I’d love to keep the things simple - just join string containing name of the app binary (in my case - “subl”) and a file / folder path then simply launch it using os.system(). I see I can get uri etc , but don’t see actual full path with file / folder name.

edit: nevermind… it is simply

.get_location().get_path()

… as mentioned I’m not in the best state of mind today :smiley:

Don’t use os.system. There’s no sensible reason to use that these days. That’s just inviting in bugs like for filenames with odd characters. You’d have to shlex.quote each filename with that.

You probably want to use subprocess.Popen instead, which you can pass the command as an argument list without the need to make a long string of it, and it will execute it in a new process so no need for the & subshell.
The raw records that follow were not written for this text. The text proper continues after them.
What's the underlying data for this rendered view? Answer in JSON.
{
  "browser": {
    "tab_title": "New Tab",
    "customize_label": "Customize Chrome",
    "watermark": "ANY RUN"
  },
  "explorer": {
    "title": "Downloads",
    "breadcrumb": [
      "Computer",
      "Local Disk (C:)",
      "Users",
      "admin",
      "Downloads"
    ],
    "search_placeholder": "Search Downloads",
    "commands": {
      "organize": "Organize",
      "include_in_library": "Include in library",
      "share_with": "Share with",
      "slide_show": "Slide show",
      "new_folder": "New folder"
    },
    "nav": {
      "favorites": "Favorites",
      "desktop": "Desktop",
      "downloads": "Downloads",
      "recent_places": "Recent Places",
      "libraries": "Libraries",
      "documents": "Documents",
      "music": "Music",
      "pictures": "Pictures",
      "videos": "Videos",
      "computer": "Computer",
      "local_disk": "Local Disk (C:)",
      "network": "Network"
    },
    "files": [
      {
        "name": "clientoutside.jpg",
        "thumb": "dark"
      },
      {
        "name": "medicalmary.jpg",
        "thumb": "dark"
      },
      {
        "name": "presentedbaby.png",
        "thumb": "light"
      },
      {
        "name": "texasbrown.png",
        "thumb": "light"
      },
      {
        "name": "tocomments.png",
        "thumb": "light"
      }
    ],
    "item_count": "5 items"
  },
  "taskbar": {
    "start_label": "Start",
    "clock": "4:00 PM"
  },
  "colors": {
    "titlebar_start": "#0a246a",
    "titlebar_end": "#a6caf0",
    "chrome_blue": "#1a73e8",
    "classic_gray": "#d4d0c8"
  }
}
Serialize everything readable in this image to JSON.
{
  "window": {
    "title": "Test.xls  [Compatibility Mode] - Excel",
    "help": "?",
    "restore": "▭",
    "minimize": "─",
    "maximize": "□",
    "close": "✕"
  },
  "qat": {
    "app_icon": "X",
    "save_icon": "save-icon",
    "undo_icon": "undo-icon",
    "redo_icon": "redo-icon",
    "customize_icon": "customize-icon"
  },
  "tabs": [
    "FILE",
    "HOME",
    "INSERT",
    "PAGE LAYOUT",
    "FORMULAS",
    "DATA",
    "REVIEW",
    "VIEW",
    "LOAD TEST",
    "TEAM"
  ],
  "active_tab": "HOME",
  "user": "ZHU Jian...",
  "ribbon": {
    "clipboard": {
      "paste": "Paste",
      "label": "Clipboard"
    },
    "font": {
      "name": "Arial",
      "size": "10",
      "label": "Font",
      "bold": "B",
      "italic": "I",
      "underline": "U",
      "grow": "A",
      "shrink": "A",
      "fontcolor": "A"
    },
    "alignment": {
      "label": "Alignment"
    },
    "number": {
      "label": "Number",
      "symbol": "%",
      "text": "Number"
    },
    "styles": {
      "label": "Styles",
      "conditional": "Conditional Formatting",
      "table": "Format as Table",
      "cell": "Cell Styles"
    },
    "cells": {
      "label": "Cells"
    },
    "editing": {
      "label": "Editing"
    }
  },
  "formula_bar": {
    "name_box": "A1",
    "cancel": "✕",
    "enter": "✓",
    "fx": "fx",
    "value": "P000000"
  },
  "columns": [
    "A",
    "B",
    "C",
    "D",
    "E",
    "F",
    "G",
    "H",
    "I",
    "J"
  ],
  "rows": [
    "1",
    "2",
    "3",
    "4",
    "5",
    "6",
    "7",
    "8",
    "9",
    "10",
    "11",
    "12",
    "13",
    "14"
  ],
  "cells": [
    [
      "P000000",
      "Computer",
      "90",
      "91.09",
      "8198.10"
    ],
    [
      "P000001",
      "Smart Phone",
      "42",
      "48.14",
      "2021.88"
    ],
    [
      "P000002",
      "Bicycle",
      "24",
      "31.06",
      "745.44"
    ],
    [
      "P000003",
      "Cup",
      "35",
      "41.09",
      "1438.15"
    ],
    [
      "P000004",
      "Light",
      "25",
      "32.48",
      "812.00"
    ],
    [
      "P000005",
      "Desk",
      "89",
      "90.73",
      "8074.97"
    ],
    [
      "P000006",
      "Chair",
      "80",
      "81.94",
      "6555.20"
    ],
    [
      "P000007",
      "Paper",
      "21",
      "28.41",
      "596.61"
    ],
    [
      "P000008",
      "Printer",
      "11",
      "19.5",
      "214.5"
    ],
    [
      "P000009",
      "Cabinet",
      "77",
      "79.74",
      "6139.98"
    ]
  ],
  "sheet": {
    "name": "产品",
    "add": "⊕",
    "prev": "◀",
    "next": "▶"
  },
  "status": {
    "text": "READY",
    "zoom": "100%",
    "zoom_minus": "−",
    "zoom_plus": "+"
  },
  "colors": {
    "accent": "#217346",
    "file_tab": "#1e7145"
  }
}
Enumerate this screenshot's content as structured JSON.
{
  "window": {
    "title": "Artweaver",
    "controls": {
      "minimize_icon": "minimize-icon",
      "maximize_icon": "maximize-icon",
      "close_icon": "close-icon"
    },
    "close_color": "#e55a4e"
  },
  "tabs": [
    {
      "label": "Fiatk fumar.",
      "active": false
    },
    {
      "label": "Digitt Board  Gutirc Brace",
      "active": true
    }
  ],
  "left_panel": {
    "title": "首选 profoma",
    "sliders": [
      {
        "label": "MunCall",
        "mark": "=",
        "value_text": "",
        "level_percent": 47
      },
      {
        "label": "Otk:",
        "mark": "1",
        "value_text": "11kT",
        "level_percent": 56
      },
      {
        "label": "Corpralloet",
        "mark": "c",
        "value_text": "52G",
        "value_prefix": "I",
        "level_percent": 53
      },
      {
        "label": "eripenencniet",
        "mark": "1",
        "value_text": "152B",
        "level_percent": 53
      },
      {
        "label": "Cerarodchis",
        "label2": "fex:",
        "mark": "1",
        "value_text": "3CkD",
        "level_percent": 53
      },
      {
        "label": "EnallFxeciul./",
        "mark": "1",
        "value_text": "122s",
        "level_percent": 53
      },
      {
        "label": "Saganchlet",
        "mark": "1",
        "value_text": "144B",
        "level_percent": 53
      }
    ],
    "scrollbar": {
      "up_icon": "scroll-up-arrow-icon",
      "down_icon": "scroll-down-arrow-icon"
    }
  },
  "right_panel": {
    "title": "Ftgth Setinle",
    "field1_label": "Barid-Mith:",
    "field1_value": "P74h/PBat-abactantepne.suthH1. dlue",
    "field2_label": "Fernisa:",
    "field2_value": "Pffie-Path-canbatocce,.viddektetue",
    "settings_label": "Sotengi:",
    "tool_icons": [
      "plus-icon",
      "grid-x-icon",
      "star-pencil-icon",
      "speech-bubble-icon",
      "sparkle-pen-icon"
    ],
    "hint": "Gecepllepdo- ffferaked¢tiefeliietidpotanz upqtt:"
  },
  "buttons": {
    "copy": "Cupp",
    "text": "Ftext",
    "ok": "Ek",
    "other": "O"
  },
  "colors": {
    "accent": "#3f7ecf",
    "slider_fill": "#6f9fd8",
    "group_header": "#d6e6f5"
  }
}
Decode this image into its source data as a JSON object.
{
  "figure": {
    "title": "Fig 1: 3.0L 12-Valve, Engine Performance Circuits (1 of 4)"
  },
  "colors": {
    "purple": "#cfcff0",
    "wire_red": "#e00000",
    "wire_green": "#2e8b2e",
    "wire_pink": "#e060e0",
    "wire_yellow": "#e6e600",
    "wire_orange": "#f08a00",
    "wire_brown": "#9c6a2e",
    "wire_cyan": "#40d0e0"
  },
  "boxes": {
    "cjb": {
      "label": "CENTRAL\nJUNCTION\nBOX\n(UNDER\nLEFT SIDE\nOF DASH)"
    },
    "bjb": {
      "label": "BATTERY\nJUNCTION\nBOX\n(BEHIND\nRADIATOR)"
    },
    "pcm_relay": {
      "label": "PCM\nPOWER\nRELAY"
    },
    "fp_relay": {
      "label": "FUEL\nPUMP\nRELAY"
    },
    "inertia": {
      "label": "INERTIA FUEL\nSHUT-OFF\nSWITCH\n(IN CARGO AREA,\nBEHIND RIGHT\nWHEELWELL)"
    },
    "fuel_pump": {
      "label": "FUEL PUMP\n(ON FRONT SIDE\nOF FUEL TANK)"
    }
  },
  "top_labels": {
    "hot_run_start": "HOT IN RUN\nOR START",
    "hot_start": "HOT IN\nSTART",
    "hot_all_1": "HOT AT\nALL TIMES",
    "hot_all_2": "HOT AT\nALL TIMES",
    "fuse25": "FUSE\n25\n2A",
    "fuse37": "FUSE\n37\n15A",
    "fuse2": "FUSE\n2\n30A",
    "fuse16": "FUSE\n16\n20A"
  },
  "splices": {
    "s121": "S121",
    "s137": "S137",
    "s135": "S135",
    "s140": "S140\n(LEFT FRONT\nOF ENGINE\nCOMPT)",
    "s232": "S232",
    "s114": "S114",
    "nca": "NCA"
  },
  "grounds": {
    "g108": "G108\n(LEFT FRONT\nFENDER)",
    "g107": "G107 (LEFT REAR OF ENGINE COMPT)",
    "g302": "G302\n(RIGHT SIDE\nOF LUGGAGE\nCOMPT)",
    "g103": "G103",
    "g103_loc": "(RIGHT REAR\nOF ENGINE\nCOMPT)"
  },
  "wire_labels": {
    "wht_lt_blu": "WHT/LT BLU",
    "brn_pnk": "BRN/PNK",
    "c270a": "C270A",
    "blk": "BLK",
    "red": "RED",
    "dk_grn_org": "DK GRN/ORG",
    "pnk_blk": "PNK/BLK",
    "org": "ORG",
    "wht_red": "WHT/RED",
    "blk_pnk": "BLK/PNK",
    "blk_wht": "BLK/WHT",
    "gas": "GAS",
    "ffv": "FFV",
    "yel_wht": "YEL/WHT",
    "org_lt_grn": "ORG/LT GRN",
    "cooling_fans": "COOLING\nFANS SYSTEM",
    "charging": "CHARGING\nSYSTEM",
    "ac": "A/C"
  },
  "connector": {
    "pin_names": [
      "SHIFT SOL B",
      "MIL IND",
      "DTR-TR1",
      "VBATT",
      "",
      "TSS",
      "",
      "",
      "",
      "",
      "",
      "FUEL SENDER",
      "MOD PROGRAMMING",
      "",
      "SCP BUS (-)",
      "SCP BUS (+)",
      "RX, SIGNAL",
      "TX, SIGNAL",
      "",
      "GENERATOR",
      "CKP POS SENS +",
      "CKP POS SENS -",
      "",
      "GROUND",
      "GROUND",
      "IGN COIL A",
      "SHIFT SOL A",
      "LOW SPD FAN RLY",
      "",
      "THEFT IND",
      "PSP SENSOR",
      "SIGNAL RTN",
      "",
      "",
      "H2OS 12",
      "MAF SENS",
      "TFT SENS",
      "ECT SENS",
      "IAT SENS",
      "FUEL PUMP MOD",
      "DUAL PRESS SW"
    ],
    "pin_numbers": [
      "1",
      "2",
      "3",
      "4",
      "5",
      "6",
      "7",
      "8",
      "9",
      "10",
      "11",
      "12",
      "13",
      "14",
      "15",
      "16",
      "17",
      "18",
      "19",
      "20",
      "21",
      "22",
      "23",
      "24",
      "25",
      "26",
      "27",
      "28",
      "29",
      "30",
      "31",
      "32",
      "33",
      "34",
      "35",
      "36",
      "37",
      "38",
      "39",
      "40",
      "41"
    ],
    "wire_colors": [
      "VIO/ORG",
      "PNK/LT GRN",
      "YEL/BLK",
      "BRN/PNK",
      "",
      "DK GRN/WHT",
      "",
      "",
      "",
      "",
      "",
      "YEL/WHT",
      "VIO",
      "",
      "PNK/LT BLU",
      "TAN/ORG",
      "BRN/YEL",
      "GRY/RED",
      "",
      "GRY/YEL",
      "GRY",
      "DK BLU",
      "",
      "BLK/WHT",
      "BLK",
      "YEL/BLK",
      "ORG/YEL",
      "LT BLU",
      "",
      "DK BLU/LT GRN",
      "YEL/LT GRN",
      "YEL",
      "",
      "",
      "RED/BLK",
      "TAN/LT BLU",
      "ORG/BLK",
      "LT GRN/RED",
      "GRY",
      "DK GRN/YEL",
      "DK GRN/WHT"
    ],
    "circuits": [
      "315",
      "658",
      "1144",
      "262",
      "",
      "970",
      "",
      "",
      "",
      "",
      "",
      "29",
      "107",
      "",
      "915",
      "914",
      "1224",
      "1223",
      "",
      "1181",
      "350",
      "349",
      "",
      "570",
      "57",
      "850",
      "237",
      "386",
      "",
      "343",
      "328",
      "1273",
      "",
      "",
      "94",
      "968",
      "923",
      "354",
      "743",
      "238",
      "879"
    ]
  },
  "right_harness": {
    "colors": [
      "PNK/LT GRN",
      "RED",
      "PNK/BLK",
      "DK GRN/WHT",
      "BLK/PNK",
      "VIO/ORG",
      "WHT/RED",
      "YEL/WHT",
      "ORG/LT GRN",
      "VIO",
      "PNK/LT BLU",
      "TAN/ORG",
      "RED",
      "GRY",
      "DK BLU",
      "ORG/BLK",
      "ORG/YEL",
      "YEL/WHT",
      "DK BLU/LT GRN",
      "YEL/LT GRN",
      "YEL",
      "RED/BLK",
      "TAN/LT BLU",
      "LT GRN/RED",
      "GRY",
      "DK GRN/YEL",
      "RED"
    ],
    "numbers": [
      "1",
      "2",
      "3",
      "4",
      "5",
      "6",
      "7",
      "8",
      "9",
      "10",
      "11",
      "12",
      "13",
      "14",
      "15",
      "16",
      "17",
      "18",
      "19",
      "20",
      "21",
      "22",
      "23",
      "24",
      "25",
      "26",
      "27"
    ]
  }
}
That way you don’t need to run a shell or worry about shell special characters in filenames, it handles that safely. Make a list of the files you want to pass to Sublime Text and then do something like this (where SUBL and args are the variables from your above code):

_ = subprocess.Popen(
    [SUBL] + [args] + files_list,
    start_new_session=True,
)

I might prefer using Gio.DesktopAppInfo to get the .desktop file for Sublime Text and Gio.AppInfo.launch that with the list of files to open.

Sure Jake, will look into that, didn’t know os.system can cause issues (any links on the subject? I’ll look anyways :slight_smile: ). Just need to make sure subprocess doesn’t cause other issues. Need to check it out.

I’ve just uploaded current iteration to Github, just to make sure I won’t loose it easily :wink: .

As a trivial example. Create a file that has a shell special character in its name. Let’s put a ; in the filename. Make the file with command:

echo "Hello world!" > 'myfile;test.txt'

Then start python and run:

>>> import os
>>> filename='myfile;test.txt'
>>> os.system('cat' + ' ' + filename)
cat: myfile: No such file or directory
sh: line 1: test.txt: command not found
>>>

You had expected it to print “Hello world!”, the contents of the file we created, but instead cat tells you it can’t find the file myfile and the shell tells you it doesn’t know the command test.txt.

With subprocess it goes as expected:

>>> import subprocess
>>> filename='myfile;test.txt'
>>> _ = subprocess.Popen(['cat', filename])
>>> Hello world!

Thank you, you rock!

I’ll stick to os.system for a while. I couldn’t get Popen to work and I’m bit sick of restarting Gnome for today :wink: . I need to find a better way to troubleshoot things when working on such scripts, lack of cli output or any sort of other info is infuriating.